Create a Smart Balancer

The create wizard is opinionated. The defaults cover the most common case (an intent classifier with three routes and a default). Most production balancers only need a few additional routes on top of that.

Steps

  1. Pick a name and a serving name

    The name is internal, the serving name is what clients will send as the model id.

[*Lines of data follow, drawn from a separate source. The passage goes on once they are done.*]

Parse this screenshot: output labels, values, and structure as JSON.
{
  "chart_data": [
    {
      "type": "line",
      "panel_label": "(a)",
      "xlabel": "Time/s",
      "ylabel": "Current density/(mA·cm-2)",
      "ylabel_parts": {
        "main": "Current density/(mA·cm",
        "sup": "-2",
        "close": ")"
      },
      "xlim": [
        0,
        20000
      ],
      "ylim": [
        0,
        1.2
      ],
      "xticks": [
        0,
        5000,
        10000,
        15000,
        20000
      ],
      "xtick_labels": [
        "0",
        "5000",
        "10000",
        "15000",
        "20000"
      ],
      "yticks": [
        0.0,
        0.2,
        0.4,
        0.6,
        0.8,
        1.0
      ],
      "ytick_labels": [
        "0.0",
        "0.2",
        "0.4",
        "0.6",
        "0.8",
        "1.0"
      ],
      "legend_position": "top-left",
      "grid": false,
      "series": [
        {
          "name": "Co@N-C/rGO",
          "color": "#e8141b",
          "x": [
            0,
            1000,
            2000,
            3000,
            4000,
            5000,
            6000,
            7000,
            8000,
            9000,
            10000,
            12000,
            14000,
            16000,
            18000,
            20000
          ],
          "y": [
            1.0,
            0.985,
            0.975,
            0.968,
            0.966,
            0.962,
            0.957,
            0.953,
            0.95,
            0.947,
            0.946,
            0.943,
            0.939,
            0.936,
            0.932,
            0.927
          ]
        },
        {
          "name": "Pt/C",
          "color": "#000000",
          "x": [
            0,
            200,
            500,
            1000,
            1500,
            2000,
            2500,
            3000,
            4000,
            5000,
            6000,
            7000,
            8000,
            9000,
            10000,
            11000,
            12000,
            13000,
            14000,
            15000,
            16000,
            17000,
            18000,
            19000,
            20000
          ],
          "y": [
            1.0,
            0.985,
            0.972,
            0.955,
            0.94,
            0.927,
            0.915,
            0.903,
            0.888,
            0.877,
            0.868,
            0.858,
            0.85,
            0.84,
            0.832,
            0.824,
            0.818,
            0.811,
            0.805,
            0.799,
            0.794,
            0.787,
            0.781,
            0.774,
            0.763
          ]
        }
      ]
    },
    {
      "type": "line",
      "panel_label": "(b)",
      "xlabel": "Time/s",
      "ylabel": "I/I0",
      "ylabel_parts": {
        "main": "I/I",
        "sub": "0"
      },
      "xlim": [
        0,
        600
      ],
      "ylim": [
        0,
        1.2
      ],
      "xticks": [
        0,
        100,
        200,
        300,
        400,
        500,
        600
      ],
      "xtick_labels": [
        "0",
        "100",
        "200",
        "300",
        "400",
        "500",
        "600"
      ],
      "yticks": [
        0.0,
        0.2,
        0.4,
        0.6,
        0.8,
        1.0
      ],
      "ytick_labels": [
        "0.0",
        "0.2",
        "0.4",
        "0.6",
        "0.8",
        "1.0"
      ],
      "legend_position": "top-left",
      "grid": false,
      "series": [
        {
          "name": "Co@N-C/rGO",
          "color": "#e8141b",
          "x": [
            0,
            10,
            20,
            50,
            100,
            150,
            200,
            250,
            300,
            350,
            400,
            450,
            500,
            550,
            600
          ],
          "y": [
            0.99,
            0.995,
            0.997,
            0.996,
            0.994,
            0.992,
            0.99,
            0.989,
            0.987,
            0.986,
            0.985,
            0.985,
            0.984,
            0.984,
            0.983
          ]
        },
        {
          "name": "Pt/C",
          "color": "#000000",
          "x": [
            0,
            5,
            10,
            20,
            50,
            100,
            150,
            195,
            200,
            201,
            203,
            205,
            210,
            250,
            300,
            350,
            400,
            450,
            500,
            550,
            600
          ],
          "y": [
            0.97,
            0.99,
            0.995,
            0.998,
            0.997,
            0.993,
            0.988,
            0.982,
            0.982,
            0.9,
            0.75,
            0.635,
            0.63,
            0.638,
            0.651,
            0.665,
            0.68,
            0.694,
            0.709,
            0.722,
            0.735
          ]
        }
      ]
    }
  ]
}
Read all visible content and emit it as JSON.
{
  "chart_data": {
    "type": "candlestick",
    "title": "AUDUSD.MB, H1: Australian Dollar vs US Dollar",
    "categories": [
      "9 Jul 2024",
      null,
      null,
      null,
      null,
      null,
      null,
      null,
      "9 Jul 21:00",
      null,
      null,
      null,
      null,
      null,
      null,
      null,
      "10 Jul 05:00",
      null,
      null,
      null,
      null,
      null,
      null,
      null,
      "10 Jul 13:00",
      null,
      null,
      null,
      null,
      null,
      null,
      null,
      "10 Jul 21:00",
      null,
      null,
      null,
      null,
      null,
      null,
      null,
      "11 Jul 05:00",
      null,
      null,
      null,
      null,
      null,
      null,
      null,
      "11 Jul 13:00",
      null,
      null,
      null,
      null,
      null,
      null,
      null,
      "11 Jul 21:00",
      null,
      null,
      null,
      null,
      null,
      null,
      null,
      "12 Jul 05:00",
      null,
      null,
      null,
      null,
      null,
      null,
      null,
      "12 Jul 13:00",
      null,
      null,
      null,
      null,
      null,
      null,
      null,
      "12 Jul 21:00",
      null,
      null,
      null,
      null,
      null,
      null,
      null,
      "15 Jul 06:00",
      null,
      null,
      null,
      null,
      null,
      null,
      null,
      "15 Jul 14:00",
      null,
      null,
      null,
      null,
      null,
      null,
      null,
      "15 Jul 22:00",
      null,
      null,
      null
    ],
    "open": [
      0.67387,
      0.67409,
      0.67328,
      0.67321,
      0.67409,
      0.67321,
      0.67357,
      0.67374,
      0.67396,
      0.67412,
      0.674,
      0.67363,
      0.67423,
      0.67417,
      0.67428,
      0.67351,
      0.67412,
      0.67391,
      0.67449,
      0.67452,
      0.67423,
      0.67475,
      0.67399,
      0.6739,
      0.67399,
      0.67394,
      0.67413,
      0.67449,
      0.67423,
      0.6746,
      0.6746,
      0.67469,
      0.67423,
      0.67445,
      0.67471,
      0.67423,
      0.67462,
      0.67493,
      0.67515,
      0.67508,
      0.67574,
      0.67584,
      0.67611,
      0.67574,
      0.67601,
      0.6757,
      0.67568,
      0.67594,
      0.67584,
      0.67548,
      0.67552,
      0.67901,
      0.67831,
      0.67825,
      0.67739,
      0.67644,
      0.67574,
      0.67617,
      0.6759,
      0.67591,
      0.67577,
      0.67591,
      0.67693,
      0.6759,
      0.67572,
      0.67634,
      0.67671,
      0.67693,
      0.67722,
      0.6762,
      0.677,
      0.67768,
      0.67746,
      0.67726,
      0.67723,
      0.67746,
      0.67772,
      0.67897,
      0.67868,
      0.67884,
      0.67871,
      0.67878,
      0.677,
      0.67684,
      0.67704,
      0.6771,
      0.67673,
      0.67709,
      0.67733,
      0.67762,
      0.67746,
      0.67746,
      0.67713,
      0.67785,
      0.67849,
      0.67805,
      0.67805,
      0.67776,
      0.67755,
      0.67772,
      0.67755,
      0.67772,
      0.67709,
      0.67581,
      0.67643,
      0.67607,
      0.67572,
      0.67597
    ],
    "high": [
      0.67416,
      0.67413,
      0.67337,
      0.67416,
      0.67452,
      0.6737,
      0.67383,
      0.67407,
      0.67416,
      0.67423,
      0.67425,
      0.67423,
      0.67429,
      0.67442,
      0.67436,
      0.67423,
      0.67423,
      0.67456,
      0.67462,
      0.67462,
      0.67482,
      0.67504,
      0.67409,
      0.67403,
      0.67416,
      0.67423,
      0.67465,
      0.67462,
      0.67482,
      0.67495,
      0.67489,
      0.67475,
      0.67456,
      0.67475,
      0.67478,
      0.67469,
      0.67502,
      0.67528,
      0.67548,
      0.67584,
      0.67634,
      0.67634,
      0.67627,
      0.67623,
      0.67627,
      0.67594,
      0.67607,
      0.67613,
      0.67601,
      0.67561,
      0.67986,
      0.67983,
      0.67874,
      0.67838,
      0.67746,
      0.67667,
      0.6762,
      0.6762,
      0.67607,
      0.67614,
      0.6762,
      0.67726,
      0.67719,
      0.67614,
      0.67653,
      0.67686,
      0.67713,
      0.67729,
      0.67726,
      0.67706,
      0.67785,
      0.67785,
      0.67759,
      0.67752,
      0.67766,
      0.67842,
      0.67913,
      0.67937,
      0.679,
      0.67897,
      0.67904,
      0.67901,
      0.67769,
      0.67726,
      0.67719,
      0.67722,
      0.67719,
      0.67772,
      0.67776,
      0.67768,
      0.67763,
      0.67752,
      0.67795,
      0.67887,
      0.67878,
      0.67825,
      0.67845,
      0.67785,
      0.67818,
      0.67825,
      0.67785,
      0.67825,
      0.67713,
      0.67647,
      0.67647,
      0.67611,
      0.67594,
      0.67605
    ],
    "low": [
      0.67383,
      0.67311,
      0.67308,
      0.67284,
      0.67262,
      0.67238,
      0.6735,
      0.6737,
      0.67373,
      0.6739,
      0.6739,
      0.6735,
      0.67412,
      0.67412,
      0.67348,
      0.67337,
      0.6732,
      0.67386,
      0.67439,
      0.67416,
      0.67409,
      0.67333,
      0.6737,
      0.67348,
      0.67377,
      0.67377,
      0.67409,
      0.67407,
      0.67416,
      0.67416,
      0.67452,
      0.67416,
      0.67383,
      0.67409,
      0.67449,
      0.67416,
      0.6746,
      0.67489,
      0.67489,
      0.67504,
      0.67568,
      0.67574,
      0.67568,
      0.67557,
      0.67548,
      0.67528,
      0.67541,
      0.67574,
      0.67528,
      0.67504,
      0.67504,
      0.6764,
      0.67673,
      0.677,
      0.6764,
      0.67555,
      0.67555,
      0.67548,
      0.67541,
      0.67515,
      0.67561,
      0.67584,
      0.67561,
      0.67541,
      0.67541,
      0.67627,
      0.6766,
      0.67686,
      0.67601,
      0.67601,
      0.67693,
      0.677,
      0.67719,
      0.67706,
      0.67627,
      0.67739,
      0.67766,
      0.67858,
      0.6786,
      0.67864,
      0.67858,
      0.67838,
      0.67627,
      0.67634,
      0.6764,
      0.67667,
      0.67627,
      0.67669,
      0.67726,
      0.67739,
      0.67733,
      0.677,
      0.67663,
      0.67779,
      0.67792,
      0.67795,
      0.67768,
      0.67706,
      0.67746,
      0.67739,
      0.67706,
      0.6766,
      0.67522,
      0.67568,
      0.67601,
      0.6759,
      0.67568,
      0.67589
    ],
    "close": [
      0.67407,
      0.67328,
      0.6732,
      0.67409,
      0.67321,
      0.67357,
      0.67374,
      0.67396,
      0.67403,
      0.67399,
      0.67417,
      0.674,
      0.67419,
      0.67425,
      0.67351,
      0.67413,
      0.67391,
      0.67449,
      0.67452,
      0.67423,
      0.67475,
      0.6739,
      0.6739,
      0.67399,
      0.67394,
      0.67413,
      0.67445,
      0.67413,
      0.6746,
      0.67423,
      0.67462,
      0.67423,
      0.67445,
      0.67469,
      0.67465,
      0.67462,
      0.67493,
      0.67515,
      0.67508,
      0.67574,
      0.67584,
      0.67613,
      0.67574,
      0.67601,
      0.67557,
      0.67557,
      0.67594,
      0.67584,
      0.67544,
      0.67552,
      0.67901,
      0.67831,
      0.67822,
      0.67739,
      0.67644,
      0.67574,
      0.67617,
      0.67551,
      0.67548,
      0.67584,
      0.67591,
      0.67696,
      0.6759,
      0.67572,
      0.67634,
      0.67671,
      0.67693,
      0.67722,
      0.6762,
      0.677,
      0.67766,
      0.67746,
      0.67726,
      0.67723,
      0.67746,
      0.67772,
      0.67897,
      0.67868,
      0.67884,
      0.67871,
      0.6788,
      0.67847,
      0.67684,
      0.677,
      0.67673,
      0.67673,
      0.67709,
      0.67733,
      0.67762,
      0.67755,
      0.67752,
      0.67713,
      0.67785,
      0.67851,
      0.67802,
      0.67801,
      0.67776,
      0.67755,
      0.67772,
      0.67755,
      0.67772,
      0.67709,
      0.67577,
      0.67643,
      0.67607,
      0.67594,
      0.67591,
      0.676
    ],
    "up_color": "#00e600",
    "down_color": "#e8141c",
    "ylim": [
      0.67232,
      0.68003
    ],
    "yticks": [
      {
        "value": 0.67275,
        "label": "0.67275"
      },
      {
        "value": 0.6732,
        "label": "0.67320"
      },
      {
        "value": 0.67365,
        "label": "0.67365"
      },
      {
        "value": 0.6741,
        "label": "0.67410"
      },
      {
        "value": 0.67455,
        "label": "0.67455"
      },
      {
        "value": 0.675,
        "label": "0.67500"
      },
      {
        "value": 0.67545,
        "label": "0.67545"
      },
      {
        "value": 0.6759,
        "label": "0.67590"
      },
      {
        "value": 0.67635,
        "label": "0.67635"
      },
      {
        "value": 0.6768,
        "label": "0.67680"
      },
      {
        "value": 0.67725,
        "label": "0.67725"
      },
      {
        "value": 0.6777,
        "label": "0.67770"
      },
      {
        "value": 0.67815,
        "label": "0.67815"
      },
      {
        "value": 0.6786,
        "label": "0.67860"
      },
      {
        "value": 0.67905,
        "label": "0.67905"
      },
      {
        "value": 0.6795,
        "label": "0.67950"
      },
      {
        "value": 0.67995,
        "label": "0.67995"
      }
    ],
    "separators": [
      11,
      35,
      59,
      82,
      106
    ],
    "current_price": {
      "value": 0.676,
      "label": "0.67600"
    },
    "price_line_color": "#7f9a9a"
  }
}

  2. Choose the workload kind

    chat or embeddings. The balancer rejects mismatched calls.

  3. Choose a routing mode

    intent_classifier for many specialised routes, ordered for failover or weighted routing.

  4. Pick a router model

    Required for intent_classifier. A small chat instance is enough.

  5. Add routes

    Each route needs a name, an intent (a short declarative sentence), and a destination. Mark one route as default.

  6. Save and test

    The platform validates the configuration and shows a sample call you can paste into the playground.

Default route is required

The wizard blocks the save action if no route is marked as default. The default is what the balancer falls back to when no intent matches, and it is the only way to guarantee a response for ambiguous prompts.

Target groups (optional)

A target group is a named pool of instances. Use it when several balancers should share the same pool, or when you want to rotate capacity without editing each balancer.

target-group.json
1{
2  "name": "tech-support-pool",
3  "display_name": "Tech support pool",
4  "description": "Pool of tech-support instances behind a single name.",
5  "workload_kind": "chat",
6  "selection_policy": "weighted_round_robin",
7  "enabled": true,
8  "members": [
9    { "instance_id": "inst_a", "weight": 100, "enabled": true, "priority": 1 },
10    { "instance_id": "inst_b", "weight": 100, "enabled": true, "priority": 2 }
11  ]
12}

Smoke testing

After the balancer is created, the detail page shows a sample call you can paste into any OpenAI-compatible client. The smoke test hits the default route by default; the playground exposes a dropdown to pick a specific route for testing.